We sat as a family the other day, feasting on roast turkey and apple-sausage dressing, mashed potatoes and gravy, pumpkin pie and ice cream. The meal that whispers of family and tradition through the smells and tastes we’ve experienced in November of every year, for a lifetime. The scent of thyme and sage and roast turkey fills my head with memories of pulling out my mother’s good silverware to set the table, and rinsing the dust off crystal glasses, unused since the holiday season a year before. Of decades of Thanksgiving dinners spent greeting guests and sharing the feast with those staying the weekend at our guest ranch.
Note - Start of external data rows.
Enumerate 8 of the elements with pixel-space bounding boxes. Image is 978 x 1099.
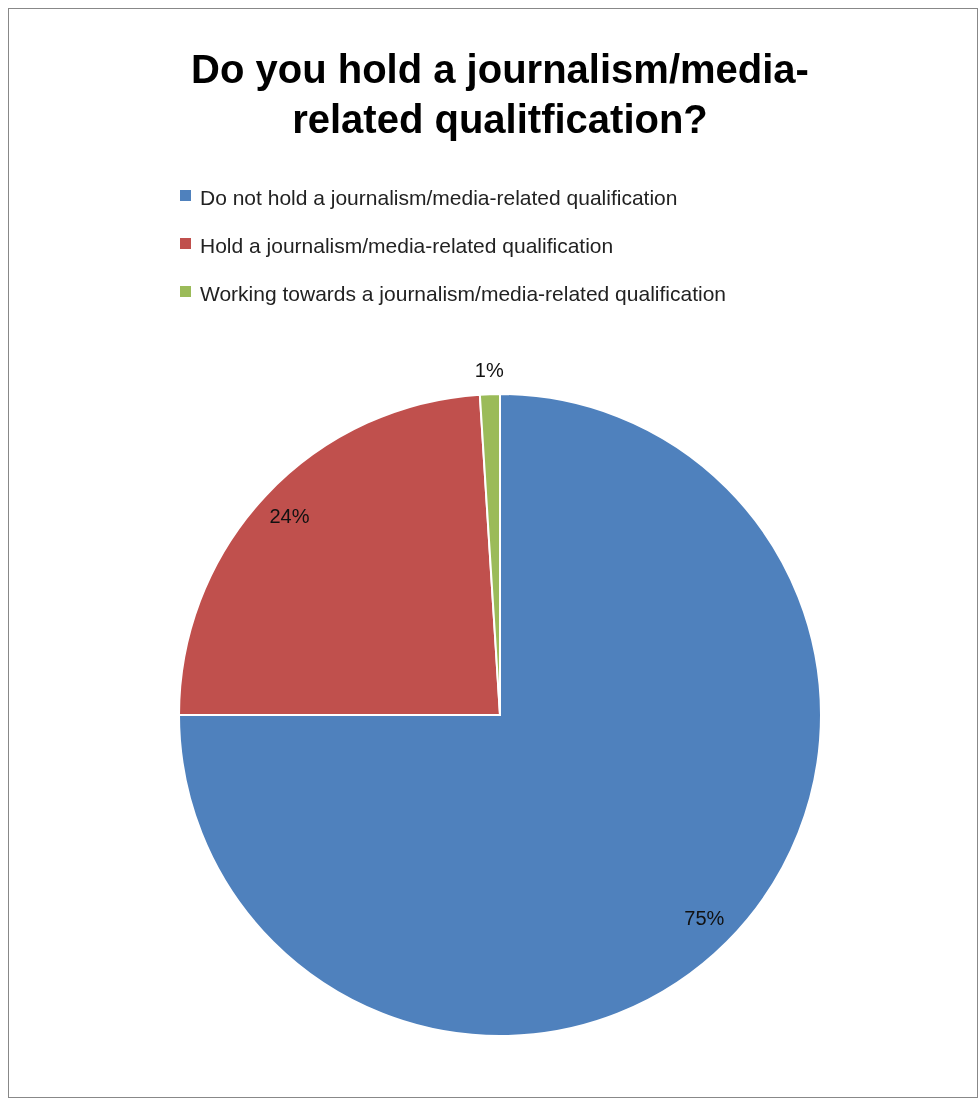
- legend-label: Hold a journalism/media-related qualification: [200, 234, 614, 257]
- pie-slice: [178, 393, 822, 1037]
- legend-label: Working towards a journalism/media-related qualification: [200, 282, 727, 305]
- data-label: 75%: [684, 906, 725, 929]
- data-label: 24%: [269, 504, 310, 527]
- data-label: 1%: [474, 359, 504, 382]
- chart-title: Do you hold a journalism/media-related qualitfication?: [191, 47, 809, 141]
- legend-label: Do not hold a journalism/media-related qualification: [200, 186, 678, 209]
Of smaller celebrations at our cabin, watching the river flow by, along banks frosted white.
This year was just the four of us, sitting at the kitchen table. In turn, we each talked of our favorite moments since being back in Oregon, and our worst. We talked about those things we are most grateful for. This, a variation of a game we play at meals from time to time called “high, low, what do you know.”
We have so very much to be grateful for; our lives are an example of abundance. I love good conversation. I find it hard to overstate how much I enjoy talking with my family. Both of the girls have grown into great company, and our topics range from how sugar changed the history of the world, animals on the sea bottom, to medieval rulers. Religion, sharks, travel, food; our children are more interesting than many adults. These conversations often come about while sitting down to share a meal.
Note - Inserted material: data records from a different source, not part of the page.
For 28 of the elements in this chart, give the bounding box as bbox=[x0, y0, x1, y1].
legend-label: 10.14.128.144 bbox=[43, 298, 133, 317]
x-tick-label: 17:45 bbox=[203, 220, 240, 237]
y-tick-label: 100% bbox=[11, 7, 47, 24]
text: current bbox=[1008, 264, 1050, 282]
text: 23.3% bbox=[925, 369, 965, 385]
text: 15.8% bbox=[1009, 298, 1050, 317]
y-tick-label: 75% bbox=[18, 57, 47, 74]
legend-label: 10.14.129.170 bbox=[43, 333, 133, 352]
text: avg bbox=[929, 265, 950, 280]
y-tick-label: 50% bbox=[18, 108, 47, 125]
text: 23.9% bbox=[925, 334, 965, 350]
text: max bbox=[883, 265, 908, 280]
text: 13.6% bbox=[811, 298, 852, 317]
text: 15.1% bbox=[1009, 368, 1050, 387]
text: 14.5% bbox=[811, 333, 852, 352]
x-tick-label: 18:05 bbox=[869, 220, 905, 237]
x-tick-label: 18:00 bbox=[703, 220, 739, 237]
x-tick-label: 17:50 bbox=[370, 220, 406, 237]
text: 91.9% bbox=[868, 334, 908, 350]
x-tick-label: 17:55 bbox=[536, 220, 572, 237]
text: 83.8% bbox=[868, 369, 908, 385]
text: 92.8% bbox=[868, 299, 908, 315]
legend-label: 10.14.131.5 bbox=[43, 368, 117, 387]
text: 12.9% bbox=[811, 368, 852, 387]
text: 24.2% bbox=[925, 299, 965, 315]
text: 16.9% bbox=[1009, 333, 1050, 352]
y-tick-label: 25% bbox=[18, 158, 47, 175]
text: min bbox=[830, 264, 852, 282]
I am so thankful for John, who always puts experiences above possessions and whose wanderlust matches my own. I am grateful we bought our home almost 20 years ago and did not take on the huge remodel we talked about. I am grateful we sold the dude ranch when we did.
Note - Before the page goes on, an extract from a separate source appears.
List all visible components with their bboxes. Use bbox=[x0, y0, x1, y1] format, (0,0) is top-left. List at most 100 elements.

Even in sadness and bad luck, there is much to be grateful for. Two months ago we lost John’s father to cancer. I am so very glad we were able to come stay in his home and spend his final weeks with him, to share this sacred time. Marlie is on crutches, recovering from surgery repairing her broken tibia. There was a cyst in the bone; it was going to break at some point. It could have been on safari in Africa and those nights might have been spent in a hospital in Mozambique or Tanzania, instead of here in our home town. Here, where there are not only an abundance of orthopedic surgeons, but one who specializes in pediatrics.
So, today, as I eat leftovers from our feast, the taste and smell of thyme and sage and turkey stuffing take my thoughts back to reflect on the many things I have to be thankful for. Our family’s conversations echo in my mind, and I am grateful.